L'enseignement public, et dans cet enseignement l'étude de l'antiquité, divisent aujourd'hui les esprits les plus élevés et les plus sincères. M. Thiers a dit : L'antiquité est ce qu'il y a de plus beau au monde. M. Frédéric Bastiat a répondu par une brochure véhémente, où l'antiquité est représentée comme une école de crimes et de sottises, où la jeunesse apprend à bouleverser inutilement le pays. Depuis cette discussion, la suppression des certificats d'études a porté un coup sensible à l'enseignement de l'antiquité, en dépeuplant les classes supérieures. C'est à tort, selon moi, que l'Université espérerait se relever de ce coup par l'avènement du parti démocratique. L'étude de l'antiquité y est un peu considérée comme un reste de l'ancien régime. La démocratie a une secrète préférence pour les sciences naturelles et pour les sciences exactes, et c'est justice. Ces sciences magnifiques et si profondément révolutionnaires rendent le succès de la démocratie aussi certain qu'elles le rendront un jour fécond pour le monde. Cependant, nous croyons injustes et dangereuses les défiances qu'inspire à plusieurs d'entre nous l'étude de l'antiquité ; et nous essaierons de les dissiper, n'ayant en cela d'autre but que de contribuer, pour notre part, à la force et à l'unité d'un parti dont les destinées seront bientôt celles de la nation.
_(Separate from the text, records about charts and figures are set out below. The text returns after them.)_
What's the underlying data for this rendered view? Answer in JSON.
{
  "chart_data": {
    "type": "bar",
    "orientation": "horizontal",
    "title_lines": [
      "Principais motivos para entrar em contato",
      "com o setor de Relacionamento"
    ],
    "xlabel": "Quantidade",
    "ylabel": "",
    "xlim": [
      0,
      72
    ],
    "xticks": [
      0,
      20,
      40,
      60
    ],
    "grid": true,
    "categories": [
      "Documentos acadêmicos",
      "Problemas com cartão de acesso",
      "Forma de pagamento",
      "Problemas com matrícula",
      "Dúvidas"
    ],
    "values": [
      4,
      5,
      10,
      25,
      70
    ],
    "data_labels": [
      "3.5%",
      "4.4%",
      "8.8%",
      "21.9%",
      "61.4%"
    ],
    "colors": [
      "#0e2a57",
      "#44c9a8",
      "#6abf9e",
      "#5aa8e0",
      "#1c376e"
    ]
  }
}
Nous ne parlerons guère ici des fruits que l'écrivain et l'artiste recueillent de l'étude de l'antiquité ; d'abord parce qu'on l'a fait souvent, mieux que nous ne le pourrions faire ; et ensuite, parce qu'il importe moins de former des artistes que des citoyens, dans un enseignement destiné à la majorité de la jeunesse. Je demande cependant à tous ceux qui ont goûté l'antiquité s'ils verraient se perdre avec indifférence les dons heureux que cette étude apporte au génie d'un peuple, cette suprême élégance, ce mélange de force et de douceur dont se compose l'idéal de l'antique beauté. L'Amour grec, Diane, Apollon n'ont plus d'autel que dans le pieux souvenir des amateurs du beau. Depuis, l'idéal de la beauté de l'homme est devenu plus mâle, l'idéal de la beauté de la femme plus féminin, et elles se sont effacées à jamais, les images du gracieux mélange de ces deux beautés, que l'art avait confondues dans une ravissante harmonie. Qu'il faille cultiver le goût de ces chefs-d’œuvre et le raviver par l'étude, c'est ce qu'avoueront tous les hommes de ce pays qui ont l'amour de l'art et le sentiment de la beauté. Ceux qu'on appelle les romantiques savent bien puiser à propos à cette source délicieuse, dont Byron et Goethe leur ont eux-mêmes montré le chemin. Nous n'aurons donc pour contradicteurs sur ce point que les déplorables sectaires qui, ayant brûlé autrefois le plus de manuscrits qu'ils ont pu, ou les ayant couverts de ridicules psalmodies, commencèrent dès lors contre l'art et la science la guerre impie qu'ils poursuivent encore au milieu des débris de leur empire. Mais cette secte est ici hors de cause, et nous ne la comptons point dans ce débat.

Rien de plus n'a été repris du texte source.